Pernahkah Anda melihat konten berisi orang yang berjoget sesuai nominal gift? atau konten orang mandi lumpur sambil bilang “Terima kasih orang baik”. Konten semacam ini bertebaran di medsos, bahkan sampai diperbincangkan di media luar. Menurut riset yang dilakukan oleh Tim Program Kreativitas Mahasiswa (PKM) Riset Sosial Humaniora (RSH) Cyber Begging dari Universitas Gadjah Mada, alasan terbanyak mengapa banyak orang memberikan gift kepada pengemis online adalah karena pemberi gift peduli dan ikut merasakan apa yang dirasakan dan mempertimbangkan kesejahteraan pengemis online. “Mereka juga mengalami perasaan tidak nyaman saat menyaksikan pengalaman negatif dari pengemis online. Alhasil, mereka memiliki keinginan untuk meringankan beban fisik atau psikologis pengemis online,” kata Ketua Tim PKM RSH Cyber Begging UGM, Safa Nur’aini Yunisa Wijayanti, kepada wartawan, Kamis (16/11) di Kampus UGM.

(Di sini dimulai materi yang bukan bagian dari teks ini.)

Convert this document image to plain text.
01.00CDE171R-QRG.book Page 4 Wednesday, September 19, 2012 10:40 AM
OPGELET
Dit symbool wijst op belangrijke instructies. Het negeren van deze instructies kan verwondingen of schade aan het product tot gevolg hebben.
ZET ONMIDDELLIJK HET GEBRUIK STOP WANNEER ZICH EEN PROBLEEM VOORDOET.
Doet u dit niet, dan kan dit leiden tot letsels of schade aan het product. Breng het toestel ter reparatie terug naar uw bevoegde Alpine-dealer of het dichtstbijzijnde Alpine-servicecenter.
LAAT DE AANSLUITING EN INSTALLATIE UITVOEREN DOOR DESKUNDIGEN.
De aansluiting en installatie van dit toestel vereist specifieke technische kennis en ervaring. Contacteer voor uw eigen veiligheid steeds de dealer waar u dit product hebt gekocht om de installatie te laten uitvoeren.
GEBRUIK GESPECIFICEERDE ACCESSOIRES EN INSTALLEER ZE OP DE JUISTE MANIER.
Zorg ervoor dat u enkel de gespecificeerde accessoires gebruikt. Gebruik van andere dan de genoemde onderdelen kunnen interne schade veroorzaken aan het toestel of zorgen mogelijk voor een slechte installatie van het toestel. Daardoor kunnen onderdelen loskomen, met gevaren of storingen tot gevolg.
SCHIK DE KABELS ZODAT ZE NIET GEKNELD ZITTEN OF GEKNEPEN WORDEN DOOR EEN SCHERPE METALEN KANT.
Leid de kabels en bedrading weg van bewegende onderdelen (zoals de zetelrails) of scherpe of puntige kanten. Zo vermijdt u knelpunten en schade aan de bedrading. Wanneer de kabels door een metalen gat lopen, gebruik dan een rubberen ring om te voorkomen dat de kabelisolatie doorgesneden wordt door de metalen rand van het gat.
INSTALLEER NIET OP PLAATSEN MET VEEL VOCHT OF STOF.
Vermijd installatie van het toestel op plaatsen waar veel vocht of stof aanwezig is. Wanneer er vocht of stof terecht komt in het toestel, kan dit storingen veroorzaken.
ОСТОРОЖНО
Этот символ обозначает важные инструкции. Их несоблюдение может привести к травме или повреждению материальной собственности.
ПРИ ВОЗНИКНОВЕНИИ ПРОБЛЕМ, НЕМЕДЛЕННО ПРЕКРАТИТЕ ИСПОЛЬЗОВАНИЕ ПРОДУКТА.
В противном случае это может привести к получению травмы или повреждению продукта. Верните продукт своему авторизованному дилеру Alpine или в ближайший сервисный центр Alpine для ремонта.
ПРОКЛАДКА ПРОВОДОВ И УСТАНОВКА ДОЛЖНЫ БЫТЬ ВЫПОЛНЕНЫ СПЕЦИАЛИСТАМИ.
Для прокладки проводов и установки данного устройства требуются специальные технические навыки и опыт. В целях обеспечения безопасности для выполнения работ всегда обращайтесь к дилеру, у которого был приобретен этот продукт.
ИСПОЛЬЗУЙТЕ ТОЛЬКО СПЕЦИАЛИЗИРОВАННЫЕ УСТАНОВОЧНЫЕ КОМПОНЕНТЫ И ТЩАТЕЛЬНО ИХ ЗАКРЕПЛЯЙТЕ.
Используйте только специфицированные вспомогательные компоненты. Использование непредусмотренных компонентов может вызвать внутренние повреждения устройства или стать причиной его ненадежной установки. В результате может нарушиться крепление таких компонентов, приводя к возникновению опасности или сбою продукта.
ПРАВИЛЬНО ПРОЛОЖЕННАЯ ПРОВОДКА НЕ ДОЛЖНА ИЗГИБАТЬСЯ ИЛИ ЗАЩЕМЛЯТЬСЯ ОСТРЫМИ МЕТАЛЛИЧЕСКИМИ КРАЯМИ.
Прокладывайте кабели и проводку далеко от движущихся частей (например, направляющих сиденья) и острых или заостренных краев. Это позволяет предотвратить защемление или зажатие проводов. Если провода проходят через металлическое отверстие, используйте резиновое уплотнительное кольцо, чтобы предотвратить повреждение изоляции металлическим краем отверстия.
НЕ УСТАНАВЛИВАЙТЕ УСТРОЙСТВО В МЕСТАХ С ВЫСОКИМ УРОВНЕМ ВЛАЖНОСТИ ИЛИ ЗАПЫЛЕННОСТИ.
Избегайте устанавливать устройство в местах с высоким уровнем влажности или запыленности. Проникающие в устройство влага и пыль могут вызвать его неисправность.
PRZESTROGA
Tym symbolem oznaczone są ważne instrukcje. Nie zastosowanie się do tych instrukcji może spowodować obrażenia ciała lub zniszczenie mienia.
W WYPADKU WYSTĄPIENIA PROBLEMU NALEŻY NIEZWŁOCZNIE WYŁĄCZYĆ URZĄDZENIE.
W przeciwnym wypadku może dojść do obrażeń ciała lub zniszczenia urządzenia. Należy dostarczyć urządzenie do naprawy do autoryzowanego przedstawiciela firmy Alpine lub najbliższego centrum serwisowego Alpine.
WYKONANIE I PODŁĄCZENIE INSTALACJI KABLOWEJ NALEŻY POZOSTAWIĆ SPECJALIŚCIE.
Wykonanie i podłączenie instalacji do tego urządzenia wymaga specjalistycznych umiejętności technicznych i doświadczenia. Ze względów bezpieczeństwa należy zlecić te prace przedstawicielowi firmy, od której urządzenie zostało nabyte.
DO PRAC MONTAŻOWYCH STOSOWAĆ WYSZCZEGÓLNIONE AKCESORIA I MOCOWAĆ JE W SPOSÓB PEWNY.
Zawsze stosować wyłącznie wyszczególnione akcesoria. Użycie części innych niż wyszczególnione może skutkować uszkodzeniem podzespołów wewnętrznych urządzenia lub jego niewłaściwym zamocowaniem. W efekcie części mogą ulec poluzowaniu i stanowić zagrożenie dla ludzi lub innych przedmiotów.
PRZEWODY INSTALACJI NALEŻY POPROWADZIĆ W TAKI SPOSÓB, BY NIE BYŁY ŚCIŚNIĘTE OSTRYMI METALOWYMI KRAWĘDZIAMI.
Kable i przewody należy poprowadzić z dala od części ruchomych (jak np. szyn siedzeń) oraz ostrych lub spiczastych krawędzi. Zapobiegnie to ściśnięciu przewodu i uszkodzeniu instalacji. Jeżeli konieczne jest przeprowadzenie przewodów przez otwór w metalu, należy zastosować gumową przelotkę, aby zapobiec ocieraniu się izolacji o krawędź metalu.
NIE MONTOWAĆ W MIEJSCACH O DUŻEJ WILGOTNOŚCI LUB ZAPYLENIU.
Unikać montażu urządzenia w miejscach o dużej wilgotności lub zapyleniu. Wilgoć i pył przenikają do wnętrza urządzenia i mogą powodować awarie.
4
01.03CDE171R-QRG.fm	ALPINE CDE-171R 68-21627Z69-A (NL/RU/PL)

Meski tidak ada yang salah dari perilaku tolong-menolong, namun dampak dari hadiah yang diberikan tidak sepenuhnya meringankan masalah para pengemis online. Tim PKM RSH Cyber Begging menemukan adanya pola perilaku berupa keterpaksaan, mencari keuntungan, dan pengulangan yang terjadi antara pengemis online dan pemberi gift. “Artinya, dengan memberikan gift kita belum tentu membantu pihak yang kita kasihani. Di sisi lain, kita malah menciptakan sebuah siklus kemiskinan yang akan semakin sulit untuk diputus. Oleh karena itu, yuk, kita harus bijak bersosial media. Perbuatan yang kita pikir baik, ternyata belum tentu baik juga untuk orang lain,” katanya.
Menurut Safa, timnya juga menemukan adanya dampak bumerang dari perilaku tolong menolong di medsos yang digadang-gadang menjadi sesuatu yang selalu bernilai positif ternyata dampak yang diberikan justru sebaliknya, mendorong pengemis dan pemberi gift melakukan hal yang sama secara berulang. “Dalam konteks mengemis online, perilaku tolong menolong ini tidak selamanya baik, perilaku ini malah dapat memberikan stimulus kepada pengemis online untuk melakukan hal yang sama secara terus-menerus,” ujar Safa.
Safa menjelaskan bahwa melalui penelitian yang telah dilakukan, Tim PKM RSH Cyber Begging menemukan adanya pola perilaku berupa keterpaksaan, mencari keuntungan, dan pengulangan yang terjadi antara pengemis online dan pemberi gift. “Apabila terus dibiarkan, pola-pola ini akan menyebabkan banyak dampak negatif, salah satunya adalah munculnya siklus kemiskinan. Oleh karena itu, perilaku tolong menolong terhadap pengemis online ini harus segera dicari solusi dan jalan keluarnya,” ujar Safa.
Saat ini, Tim Cyber Begging yang dibimbing oleh Ibu Dr. Aprilia Firmonasari, M.Hum.,D.E.A. dengan anggota Safa Nur’aini Yunisa Wijayanti, Carissa Andis Wiyatno Putri, Aqilurrachman Abdul Charitz, Dyahayu Sekar Anggraini, dan R. A. Haru Veda Gautama telah menyusun policy brief yang akan diusulkan kepada Kementerian Komunikasi dan Informatika Republik Indonesia (Kominfo) dan Kementerian Sosial Republik Indonesia (Kemensos). Menurutnya Safa, masukan policy brief yang mereka tawarkan diharapkan bisa memberikan pertimbangan mengenai kebijakan yang dapat dilakukan untuk mengatasi permasalahan maraknya pengemis online di medsos belakangan ini.